Feds Identify Ninth Telecom Target in Salt Typhoon Cyberattack

U.S. officials have confirmed that a ninth telecommunications company has fallen victim to a series of cyberattacks orchestrated by Chinese threat actors linked to the Salt Typhoon campaign. These attackers have infiltrated critical communications systems, specifically aiming to extract sensitive information from high-level government and political figures.

The group, associated with Beijing’s intelligence operations, has reportedly maintained “broad and full” access to key telecommunications infrastructures across the United States. Their objectives include stealing customer call records and accessing sensitive law enforcement data.
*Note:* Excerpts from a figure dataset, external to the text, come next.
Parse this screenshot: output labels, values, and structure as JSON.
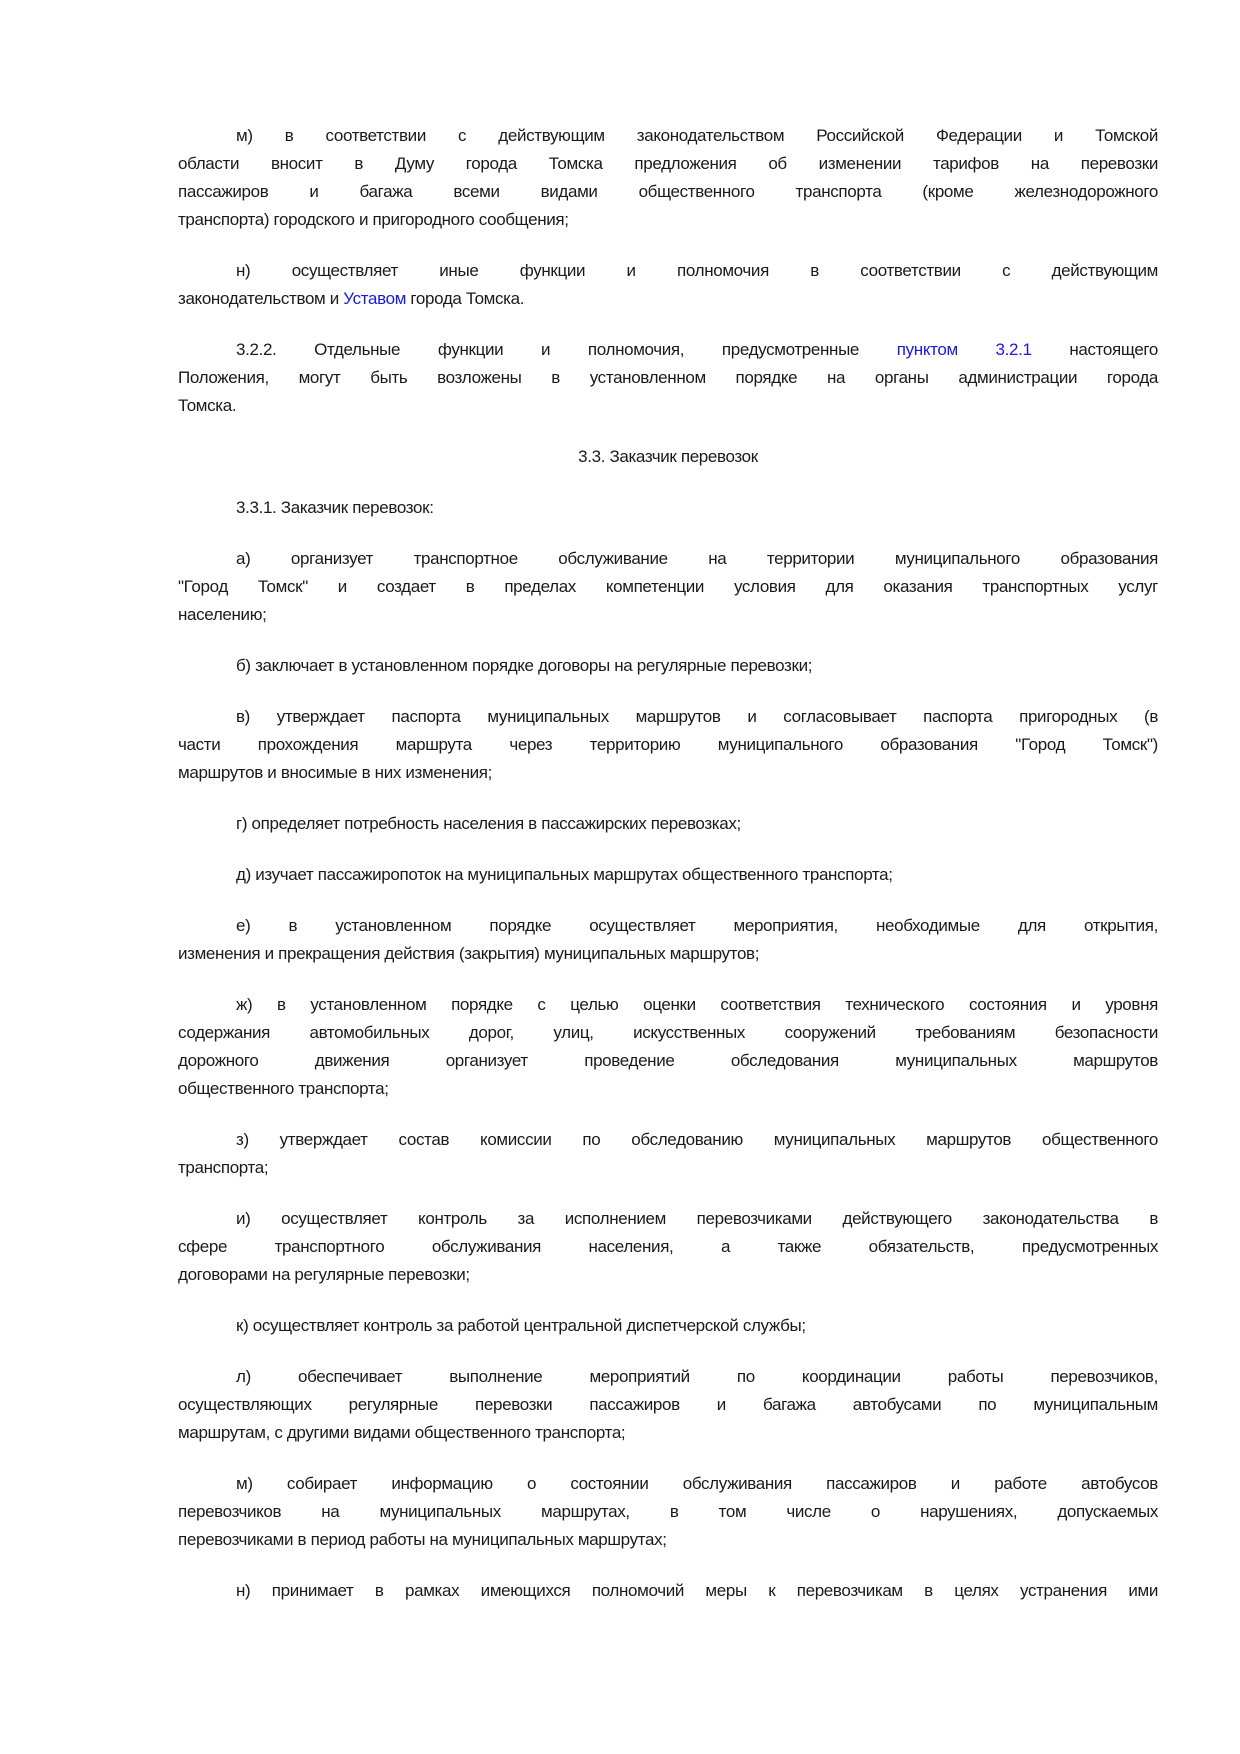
{
  "link_color": "#1a1adc",
  "paragraphs": [
    {
      "lines": [
        [
          {
            "t": "м) в соответствии с действующим законодательством Российской Федерации и Томской"
          }
        ],
        [
          {
            "t": "области вносит в Думу города Томска предложения об изменении тарифов на перевозки"
          }
        ],
        [
          {
            "t": "пассажиров и багажа всеми видами общественного транспорта (кроме железнодорожного"
          }
        ],
        [
          {
            "t": "транспорта) городского и пригородного сообщения;"
          }
        ]
      ]
    },
    {
      "lines": [
        [
          {
            "t": "н) осуществляет иные функции и полномочия в соответствии с действующим"
          }
        ],
        [
          {
            "t": "законодательством и "
          },
          {
            "t": "Уставом",
            "link": true
          },
          {
            "t": " города Томска."
          }
        ]
      ]
    },
    {
      "lines": [
        [
          {
            "t": "3.2.2. Отдельные функции и полномочия, предусмотренные "
          },
          {
            "t": "пунктом 3.2.1",
            "link": true
          },
          {
            "t": " настоящего"
          }
        ],
        [
          {
            "t": "Положения, могут быть возложены в установленном порядке на органы администрации города"
          }
        ],
        [
          {
            "t": "Томска."
          }
        ]
      ]
    },
    {
      "heading": true,
      "lines": [
        [
          {
            "t": "3.3. Заказчик перевозок"
          }
        ]
      ]
    },
    {
      "lines": [
        [
          {
            "t": "3.3.1. Заказчик перевозок:"
          }
        ]
      ]
    },
    {
      "lines": [
        [
          {
            "t": "а) организует транспортное обслуживание на территории муниципального образования"
          }
        ],
        [
          {
            "t": "\"Город Томск\" и создает в пределах компетенции условия для оказания транспортных услуг"
          }
        ],
        [
          {
            "t": "населению;"
          }
        ]
      ]
    },
    {
      "lines": [
        [
          {
            "t": "б) заключает в установленном порядке договоры на регулярные перевозки;"
          }
        ]
      ]
    },
    {
      "lines": [
        [
          {
            "t": "в) утверждает паспорта муниципальных маршрутов и согласовывает паспорта пригородных (в"
          }
        ],
        [
          {
            "t": "части прохождения маршрута через территорию муниципального образования \"Город Томск\")"
          }
        ],
        [
          {
            "t": "маршрутов и вносимые в них изменения;"
          }
        ]
      ]
    },
    {
      "lines": [
        [
          {
            "t": "г) определяет потребность населения в пассажирских перевозках;"
          }
        ]
      ]
    },
    {
      "lines": [
        [
          {
            "t": "д) изучает пассажиропоток на муниципальных маршрутах общественного транспорта;"
          }
        ]
      ]
    },
    {
      "lines": [
        [
          {
            "t": "е) в установленном порядке осуществляет мероприятия, необходимые для открытия,"
          }
        ],
        [
          {
            "t": "изменения и прекращения действия (закрытия) муниципальных маршрутов;"
          }
        ]
      ]
    },
    {
      "lines": [
        [
          {
            "t": "ж) в установленном порядке с целью оценки соответствия технического состояния и уровня"
          }
        ],
        [
          {
            "t": "содержания автомобильных дорог, улиц, искусственных сооружений требованиям безопасности"
          }
        ],
        [
          {
            "t": "дорожного движения организует проведение обследования муниципальных маршрутов"
          }
        ],
        [
          {
            "t": "общественного транспорта;"
          }
        ]
      ]
    },
    {
      "lines": [
        [
          {
            "t": "з) утверждает состав комиссии по обследованию муниципальных маршрутов общественного"
          }
        ],
        [
          {
            "t": "транспорта;"
          }
        ]
      ]
    },
    {
      "lines": [
        [
          {
            "t": "и) осуществляет контроль за исполнением перевозчиками действующего законодательства в"
          }
        ],
        [
          {
            "t": "сфере транспортного обслуживания населения, а также обязательств, предусмотренных"
          }
        ],
        [
          {
            "t": "договорами на регулярные перевозки;"
          }
        ]
      ]
    },
    {
      "lines": [
        [
          {
            "t": "к) осуществляет контроль за работой центральной диспетчерской службы;"
          }
        ]
      ]
    },
    {
      "lines": [
        [
          {
            "t": "л) обеспечивает выполнение мероприятий по координации работы перевозчиков,"
          }
        ],
        [
          {
            "t": "осуществляющих регулярные перевозки пассажиров и багажа автобусами по муниципальным"
          }
        ],
        [
          {
            "t": "маршрутам, с другими видами общественного транспорта;"
          }
        ]
      ]
    },
    {
      "lines": [
        [
          {
            "t": "м) собирает информацию о состоянии обслуживания пассажиров и работе автобусов"
          }
        ],
        [
          {
            "t": "перевозчиков на муниципальных маршрутах, в том числе о нарушениях, допускаемых"
          }
        ],
        [
          {
            "t": "перевозчиками в период работы на муниципальных маршрутах;"
          }
        ]
      ]
    },
    {
      "lines": [
        [
          {
            "t": "н) принимает в рамках имеющихся полномочий меры к перевозчикам в целях устранения ими"
          }
        ]
      ],
      "continues": true
    }
  ]
}
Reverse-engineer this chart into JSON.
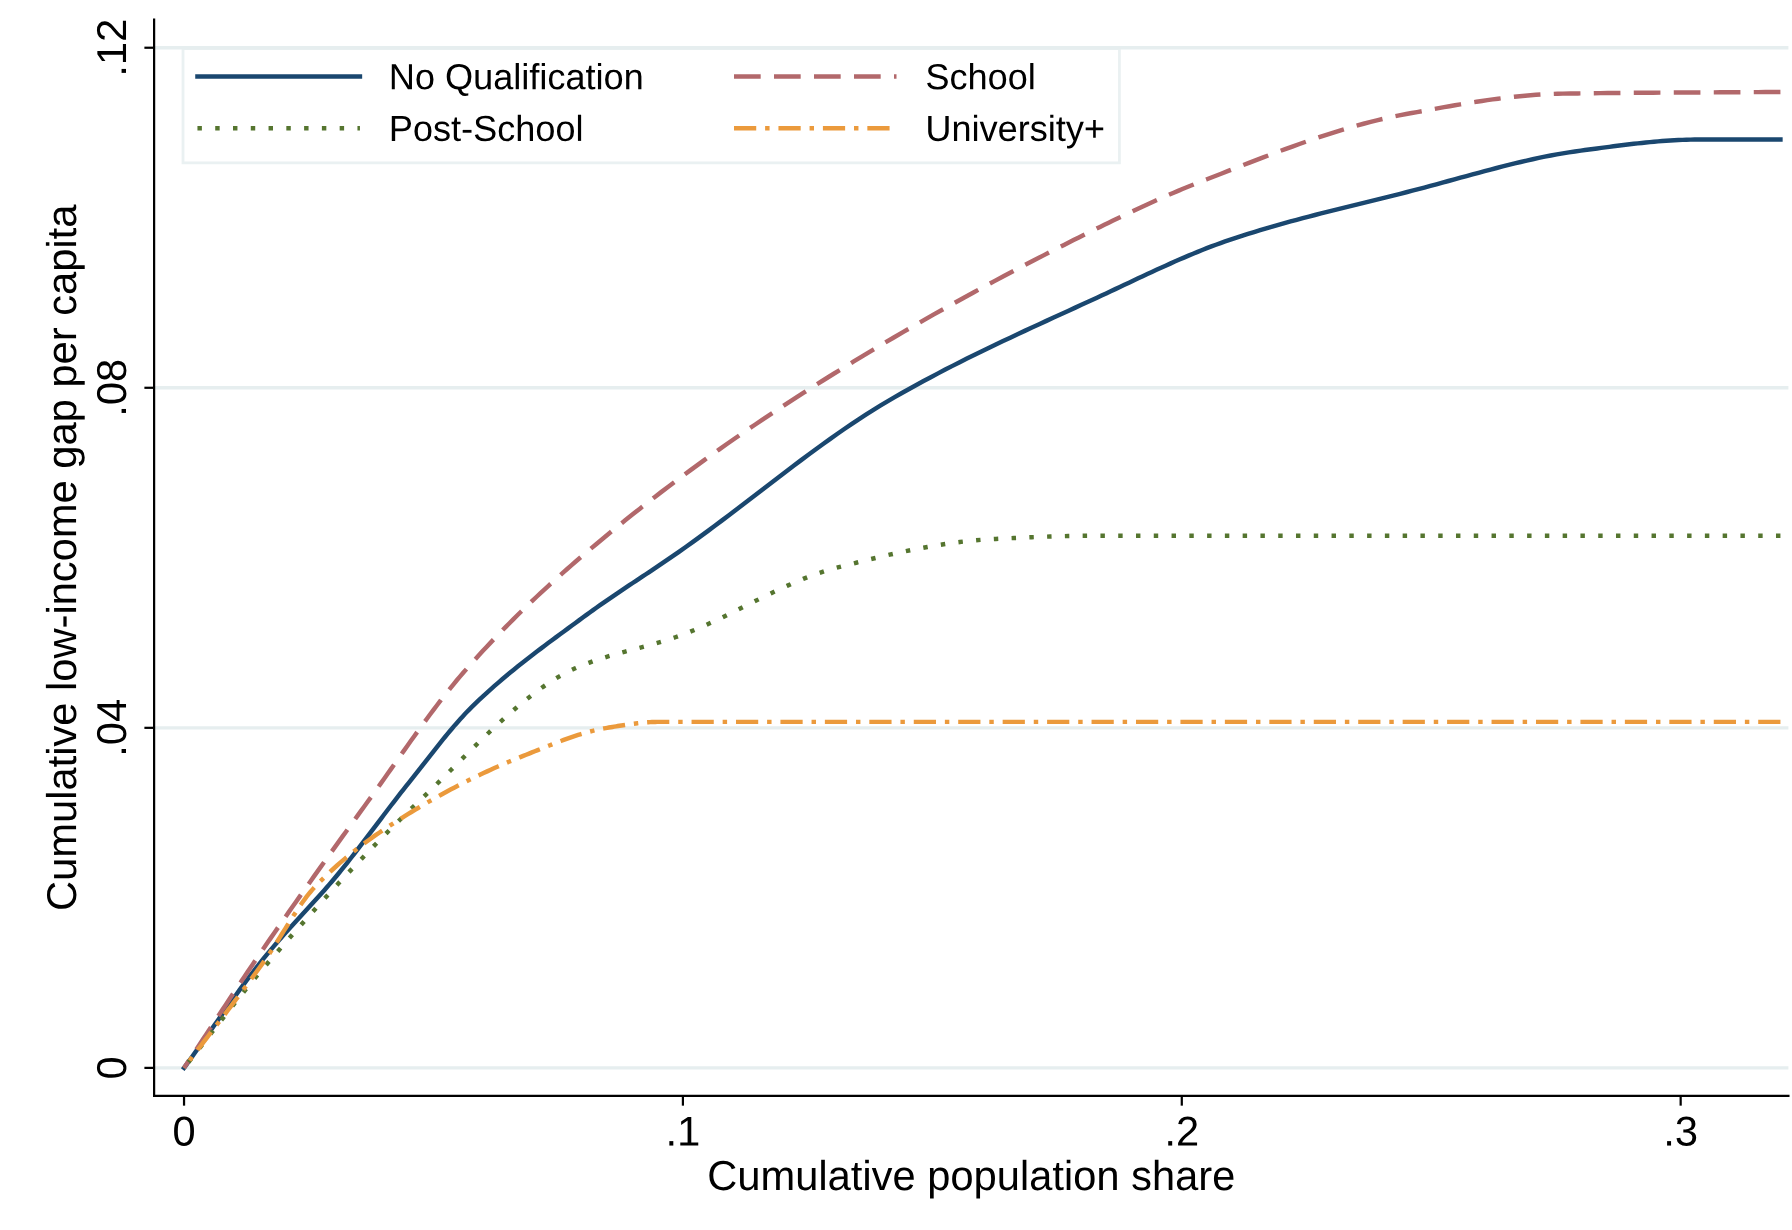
{
  "chart_data": {
    "type": "line",
    "xlabel": "Cumulative population share",
    "ylabel": "Cumulative low-income gap per capita",
    "xlim": [
      -0.006,
      0.3216
    ],
    "ylim": [
      -0.0033,
      0.1233
    ],
    "xticks": [
      {
        "value": 0,
        "label": "0"
      },
      {
        "value": 0.1,
        "label": ".1"
      },
      {
        "value": 0.2,
        "label": ".2"
      },
      {
        "value": 0.3,
        "label": ".3"
      }
    ],
    "yticks": [
      {
        "value": 0,
        "label": "0"
      },
      {
        "value": 0.04,
        "label": ".04"
      },
      {
        "value": 0.08,
        "label": ".08"
      },
      {
        "value": 0.12,
        "label": ".12"
      }
    ],
    "grid": "y",
    "legend": "top left",
    "series": [
      {
        "name": "No Qualification",
        "color": "#1a476f",
        "line_style": "solid",
        "x": [
          0,
          0.016,
          0.0306,
          0.045,
          0.0576,
          0.08,
          0.0992,
          0.141,
          0.183,
          0.2096,
          0.245,
          0.28,
          0.3036,
          0.32
        ],
        "values": [
          0,
          0.0129,
          0.0226,
          0.0335,
          0.0424,
          0.053,
          0.0607,
          0.0784,
          0.0906,
          0.0974,
          0.103,
          0.1079,
          0.1092,
          0.1092
        ]
      },
      {
        "name": "School",
        "color": "#b2686b",
        "line_style": "dashed",
        "x": [
          0,
          0.016,
          0.0368,
          0.056,
          0.0784,
          0.1202,
          0.1784,
          0.2036,
          0.245,
          0.2764,
          0.32
        ],
        "values": [
          0,
          0.0141,
          0.0313,
          0.0465,
          0.0595,
          0.0779,
          0.0974,
          0.1042,
          0.1122,
          0.1146,
          0.1148
        ]
      },
      {
        "name": "Post-School",
        "color": "#55752f",
        "line_style": "dotted",
        "x": [
          0,
          0.016,
          0.047,
          0.0784,
          0.0992,
          0.1306,
          0.162,
          0.183,
          0.32
        ],
        "values": [
          0,
          0.0118,
          0.0313,
          0.047,
          0.0508,
          0.0588,
          0.0622,
          0.0626,
          0.0626
        ]
      },
      {
        "name": "University+",
        "color": "#eb9a3c",
        "line_style": "dashdot",
        "x": [
          0,
          0.016,
          0.0264,
          0.047,
          0.068,
          0.0848,
          0.0952,
          0.32
        ],
        "values": [
          0,
          0.0125,
          0.0214,
          0.0306,
          0.0367,
          0.04,
          0.0407,
          0.0407
        ]
      }
    ]
  }
}
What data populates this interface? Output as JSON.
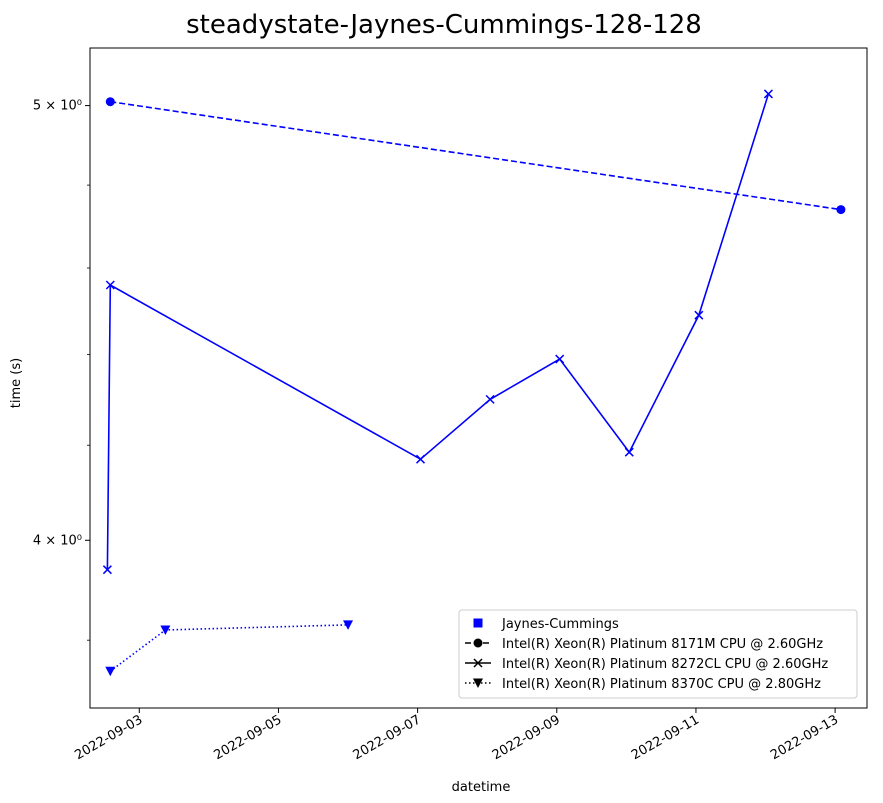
{
  "chart_data": {
    "type": "line",
    "title": "steadystate-Jaynes-Cummings-128-128",
    "xlabel": "datetime",
    "ylabel": "time (s)",
    "yscale": "log",
    "xlim": [
      "2022-09-02T07:00",
      "2022-09-13T11:00"
    ],
    "ylim": [
      3.67,
      5.15
    ],
    "x_ticks": [
      "2022-09-03",
      "2022-09-05",
      "2022-09-07",
      "2022-09-09",
      "2022-09-11",
      "2022-09-13"
    ],
    "y_ticks": [
      {
        "value": 4,
        "label": "4 × 10⁰"
      },
      {
        "value": 5,
        "label": "5 × 10⁰"
      }
    ],
    "grid": false,
    "legend_position": "lower-right",
    "color": "#0000ff",
    "legend": [
      {
        "label": "Jaynes-Cummings",
        "marker": "square",
        "linestyle": "none"
      },
      {
        "label": "Intel(R) Xeon(R) Platinum 8171M CPU @ 2.60GHz",
        "marker": "circle",
        "linestyle": "dashed"
      },
      {
        "label": "Intel(R) Xeon(R) Platinum 8272CL CPU @ 2.60GHz",
        "marker": "x",
        "linestyle": "solid"
      },
      {
        "label": "Intel(R) Xeon(R) Platinum 8370C CPU @ 2.80GHz",
        "marker": "triangle-down",
        "linestyle": "dotted"
      }
    ],
    "series": [
      {
        "name": "Intel(R) Xeon(R) Platinum 8171M CPU @ 2.60GHz",
        "marker": "circle",
        "linestyle": "dashed",
        "points": [
          [
            "2022-09-02T14:00",
            5.01
          ],
          [
            "2022-09-13T02:00",
            4.74
          ]
        ]
      },
      {
        "name": "Intel(R) Xeon(R) Platinum 8272CL CPU @ 2.60GHz",
        "marker": "x",
        "linestyle": "solid",
        "points": [
          [
            "2022-09-02T13:00",
            3.94
          ],
          [
            "2022-09-02T14:00",
            4.56
          ],
          [
            "2022-09-07T01:00",
            4.17
          ],
          [
            "2022-09-08T01:00",
            4.3
          ],
          [
            "2022-09-09T01:00",
            4.39
          ],
          [
            "2022-09-10T01:00",
            4.185
          ],
          [
            "2022-09-11T01:00",
            4.49
          ],
          [
            "2022-09-12T01:00",
            5.03
          ]
        ]
      },
      {
        "name": "Intel(R) Xeon(R) Platinum 8370C CPU @ 2.80GHz",
        "marker": "triangle-down",
        "linestyle": "dotted",
        "points": [
          [
            "2022-09-02T14:00",
            3.74
          ],
          [
            "2022-09-03T09:00",
            3.82
          ],
          [
            "2022-09-06T00:00",
            3.83
          ]
        ]
      }
    ]
  }
}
Anne Neuberger, the Deputy National Security Advisor for Cyber and Emerging Technologies, underscored that this advanced persistent threat group also successfully infiltrated systems used for authorized wiretaps, targeting notable political figures, including President-elect Donald Trump and Vice President-elect JD Vance.

Neuberger indicated that the hackers could potentially geolocate millions of Americans via their mobile devices while their primary focus remains a select group of government and politically affiliated individuals located primarily in the Washington, D.C. area. She highlighted that the sophistication of the hacking techniques enabled attackers to erase their digital footprints, complicating the ability to assess the full scope and impact of the breach.

Investigations initiated by the Cybersecurity and Infrastructure Security Agency (CISA) and the FBI earlier this year revealed that targeted companies included major broadband providers such as Verizon Communications, AT&T, and Lumen Technologies. Experts have warned that the Salt Typhoon group, which has been operational since August 2019, continues to pose a significant threat to U.S. telecommunications infrastructure.

The alarming ease with which hackers accessed vulnerable networks, as evidenced by the breach of over 100,000 routers due to a single unsecured administrator account, has led Neuberger to call for heightened cybersecurity measures within telecom companies. While officials have opted not to disclose the identities of the affected firms or individuals, the potential for sensitive campaign communications to have been compromised remains a concerning possibility.

Neuberger emphasized the reality of China’s ongoing targeting of critical U.S. infrastructure. Despite the awareness of the threat, many private sector companies continue to neglect basic cybersecurity practices that could mitigate exposure.

In response to the situation, the federal government is expected to announce further measures next month aimed at holding the Chinese government accountable for this unprecedented intrusion into U.S. telecommunications. The Federal Communications Commission is poised to vote in January on a declaratory ruling designed to enhance cybersecurity protections for vital infrastructure, while the General Services Administration evaluates federal contracts to bolster cybersecurity across government systems.

Additionally, President Joe Biden recently authorized an annual defense budget allocating $3 billion to facilitate the replacement of Chinese-manufactured telecom equipment among smaller and rural carriers. The FCC’s Secure and Trusted Communications Networks Reimbursement Program, originally launched in 2020 with an investment of $1.9 billion, is facing challenges, as experts estimate a $3 billion funding gap to effectively neutralize the persistent threat posed by foreign-powered cyberattacks.

This incident underscores the need for heightened vigilance and robust cybersecurity practices within the telecommunications sector, particularly given the increasing sophistication of threats associated with nation-state actors like those linked to Salt Typhoon. As businesses assess their digital defenses, understanding the tactics and techniques facilitated by the MITRE ATT&CK framework—such as initial access, persistence, and privilege escalation—will be crucial in fortifying their cybersecurity strategies against such formidable adversaries.